Cette île de l'océan Indien au large de l'Afrique de l'Est abrite 2% de la biodiversité du globe et bon nombre d'espèces uniques sur la planète, expliquent les auteurs de ces travaux parus dans la revue américaine Science du 11 avril.

Une équipe de 22 chercheurs de plusieurs universités aux Etats-Unis, en Grande-Bretagne, en Allemagne et en Suède a élaboré un programme très détaillé de préservation portant sur plus de 2.300 espèces animales et végétales réparties sur la totalité de l'île d'une superficie de 589.269 km2, soit un peu plus que la France.

Leur catalogue comprend des données sur de multiples espèces de fourmis, de papillons, d'oiseaux, de grenouilles, de lézards geckos et autres reptiles, de lémuriens, une espèce de primate unique à Madagascar, ainsi que de nombreuses plantes.

Ces scientifiques ont ensuite élaboré une carte des zones jugées les plus sensibles et qui devraient, selon eux, être prises en considération dans l'élargissement de la réserve naturelle existante.

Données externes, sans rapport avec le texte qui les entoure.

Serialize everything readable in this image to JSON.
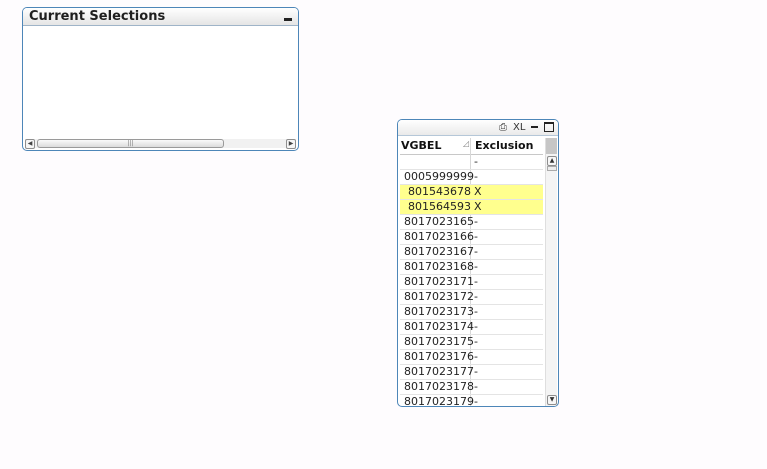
{
  "current_selections": {
    "title": "Current Selections"
  },
  "table_box": {
    "caption_buttons": {
      "print": "⎙",
      "xl": "XL"
    },
    "columns": [
      "VGBEL",
      "Exclusion"
    ],
    "rows": [
      {
        "vgbel": "",
        "exclusion": "-",
        "selected": false
      },
      {
        "vgbel": "0005999999",
        "exclusion": "-",
        "selected": false
      },
      {
        "vgbel": "801543678",
        "exclusion": "X",
        "selected": true
      },
      {
        "vgbel": "801564593",
        "exclusion": "X",
        "selected": true
      },
      {
        "vgbel": "8017023165",
        "exclusion": "-",
        "selected": false
      },
      {
        "vgbel": "8017023166",
        "exclusion": "-",
        "selected": false
      },
      {
        "vgbel": "8017023167",
        "exclusion": "-",
        "selected": false
      },
      {
        "vgbel": "8017023168",
        "exclusion": "-",
        "selected": false
      },
      {
        "vgbel": "8017023171",
        "exclusion": "-",
        "selected": false
      },
      {
        "vgbel": "8017023172",
        "exclusion": "-",
        "selected": false
      },
      {
        "vgbel": "8017023173",
        "exclusion": "-",
        "selected": false
      },
      {
        "vgbel": "8017023174",
        "exclusion": "-",
        "selected": false
      },
      {
        "vgbel": "8017023175",
        "exclusion": "-",
        "selected": false
      },
      {
        "vgbel": "8017023176",
        "exclusion": "-",
        "selected": false
      },
      {
        "vgbel": "8017023177",
        "exclusion": "-",
        "selected": false
      },
      {
        "vgbel": "8017023178",
        "exclusion": "-",
        "selected": false
      },
      {
        "vgbel": "8017023179",
        "exclusion": "-",
        "selected": false
      }
    ],
    "highlight_color": "#ffff8e"
  }
}
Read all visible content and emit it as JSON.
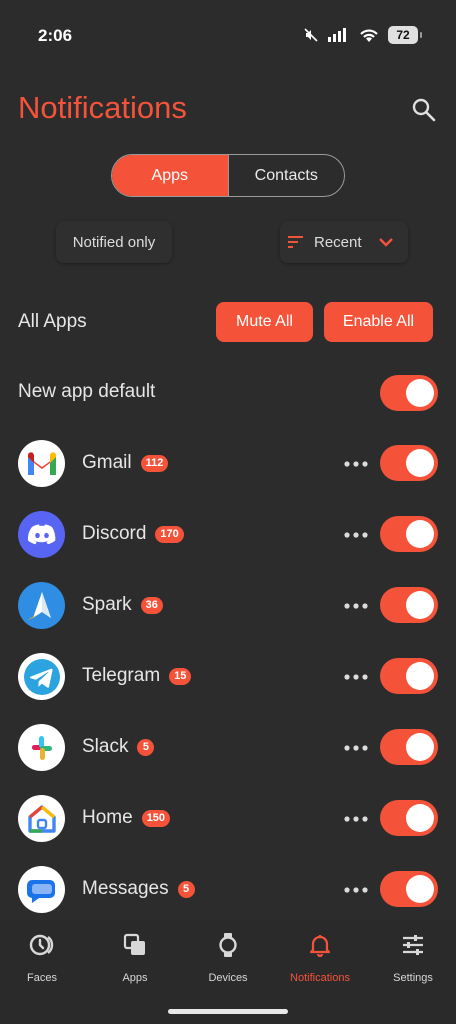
{
  "status_bar": {
    "time": "2:06",
    "battery": "72"
  },
  "header": {
    "title": "Notifications"
  },
  "tabs": [
    {
      "label": "Apps",
      "active": true
    },
    {
      "label": "Contacts",
      "active": false
    }
  ],
  "filters": {
    "notified": "Notified only",
    "sort": "Recent"
  },
  "all_apps": {
    "label": "All Apps",
    "mute_label": "Mute All",
    "enable_label": "Enable All"
  },
  "new_app_default": {
    "label": "New app default",
    "enabled": true
  },
  "apps": [
    {
      "name": "Gmail",
      "count": "112",
      "enabled": true
    },
    {
      "name": "Discord",
      "count": "170",
      "enabled": true
    },
    {
      "name": "Spark",
      "count": "36",
      "enabled": true
    },
    {
      "name": "Telegram",
      "count": "15",
      "enabled": true
    },
    {
      "name": "Slack",
      "count": "5",
      "enabled": true
    },
    {
      "name": "Home",
      "count": "150",
      "enabled": true
    },
    {
      "name": "Messages",
      "count": "5",
      "enabled": true
    }
  ],
  "nav": [
    {
      "label": "Faces",
      "icon": "faces-icon",
      "active": false
    },
    {
      "label": "Apps",
      "icon": "apps-icon",
      "active": false
    },
    {
      "label": "Devices",
      "icon": "watch-icon",
      "active": false
    },
    {
      "label": "Notifications",
      "icon": "bell-icon",
      "active": true
    },
    {
      "label": "Settings",
      "icon": "sliders-icon",
      "active": false
    }
  ],
  "colors": {
    "accent": "#f4533a",
    "background": "#2c2c2c"
  }
}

Ces zones recouvrent plusieurs régions sur les massifs du plateau central et le littoral, où la couverture forestière est peu dense mais où l'on trouve une très importante biodiversité. Or, ces régions ont été négligées dans le passé, ce qui s'est traduit par une diminution des populations de nombre d'espèces entre 1950 et 2000.

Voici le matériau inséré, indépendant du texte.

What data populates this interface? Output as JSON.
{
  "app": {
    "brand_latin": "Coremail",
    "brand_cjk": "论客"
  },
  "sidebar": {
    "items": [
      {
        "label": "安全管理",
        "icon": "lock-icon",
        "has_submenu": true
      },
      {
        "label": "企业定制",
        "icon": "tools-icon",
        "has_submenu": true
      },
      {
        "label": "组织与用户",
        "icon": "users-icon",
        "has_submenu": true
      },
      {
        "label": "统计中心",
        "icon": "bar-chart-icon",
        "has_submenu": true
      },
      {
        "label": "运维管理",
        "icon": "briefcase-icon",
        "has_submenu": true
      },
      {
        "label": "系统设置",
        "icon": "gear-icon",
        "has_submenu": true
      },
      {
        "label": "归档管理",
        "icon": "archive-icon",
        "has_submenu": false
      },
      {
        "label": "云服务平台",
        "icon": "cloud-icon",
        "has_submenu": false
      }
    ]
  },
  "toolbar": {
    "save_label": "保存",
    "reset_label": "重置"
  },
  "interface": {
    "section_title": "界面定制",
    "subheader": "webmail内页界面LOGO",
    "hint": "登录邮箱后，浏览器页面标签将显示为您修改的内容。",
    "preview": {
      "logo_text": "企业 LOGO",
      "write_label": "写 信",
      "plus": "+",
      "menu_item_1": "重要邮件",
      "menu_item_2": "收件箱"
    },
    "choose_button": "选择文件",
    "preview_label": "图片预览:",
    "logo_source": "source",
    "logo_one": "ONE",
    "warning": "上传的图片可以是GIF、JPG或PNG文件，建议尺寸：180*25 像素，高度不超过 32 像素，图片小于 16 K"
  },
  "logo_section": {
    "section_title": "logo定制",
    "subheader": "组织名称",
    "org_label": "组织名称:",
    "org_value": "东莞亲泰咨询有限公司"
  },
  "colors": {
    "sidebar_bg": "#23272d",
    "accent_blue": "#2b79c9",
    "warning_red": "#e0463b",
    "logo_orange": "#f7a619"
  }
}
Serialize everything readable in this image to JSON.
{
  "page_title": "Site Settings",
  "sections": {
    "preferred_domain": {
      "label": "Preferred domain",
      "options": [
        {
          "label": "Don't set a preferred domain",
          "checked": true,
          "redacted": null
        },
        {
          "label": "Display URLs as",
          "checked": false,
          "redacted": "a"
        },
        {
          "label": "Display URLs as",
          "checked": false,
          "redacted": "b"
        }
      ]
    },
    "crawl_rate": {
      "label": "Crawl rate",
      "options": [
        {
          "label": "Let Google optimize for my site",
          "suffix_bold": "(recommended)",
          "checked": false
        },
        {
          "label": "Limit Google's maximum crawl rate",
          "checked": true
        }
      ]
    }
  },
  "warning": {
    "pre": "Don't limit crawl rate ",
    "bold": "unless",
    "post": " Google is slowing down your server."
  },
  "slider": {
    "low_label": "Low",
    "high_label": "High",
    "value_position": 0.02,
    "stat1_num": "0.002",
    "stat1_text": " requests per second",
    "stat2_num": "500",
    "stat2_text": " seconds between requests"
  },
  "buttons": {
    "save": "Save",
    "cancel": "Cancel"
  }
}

Le gouvernement de Madagascar a prévu de s'appuyer sur les résultats de ce projet et sur ses recommandations pour tripler la superficie actuellement protégée et la porter de 20.234 à 60.700 km2.

"Cette étude de plusieurs années est un modèle qui va aider Madagascar à atteindre ses ambitieux buts de préservation de la biodiversité", souligne Steven Sanderson, président de la "Wildlife Conservation Society", une importante organisation privée américaine de défense de la nature basée à New York.

"En combinant d'énormes volumes de données grâce aux logiciels informatiques les plus avancés, nous avons pu identifier les priorités de préservation avec un haut degré de précision sur d'énormes superficies", explique Alison Cameron de l'Université de Californie à Berkeley (ouest), un des principaux co-auteurs de cette étude.

"Ces travaux ont élevé le niveau de ce qu'il est possible de faire en matière de programme de préservation", souligne Claire Kremen, une biologiste de Berkeley selon qui ce modèle de préservation peut être appliqué à d'autres hauts lieux de la biodiversité terrestre.

"Préserver la biodiversité sous des pressions énormes telles que la destruction des habitats naturels et le réchauffement climatique, constitue l'un des plus grands défis environnementaux du 21ème siècle", juge cette scientifique qui a travaillé sur ce projet avec la "Wildlife Conservation Society".

Selon certaines estimations, environ la moitié des espèces végétales et trois-quarts des animaux vertébrés sont concentrés dans des hauts-lieux de la biodiversités qui ne représentent que 2,3% de la superficie de terre ferme de la planète. Et Madagascar compte pour une grande part de ces trésors de la nature.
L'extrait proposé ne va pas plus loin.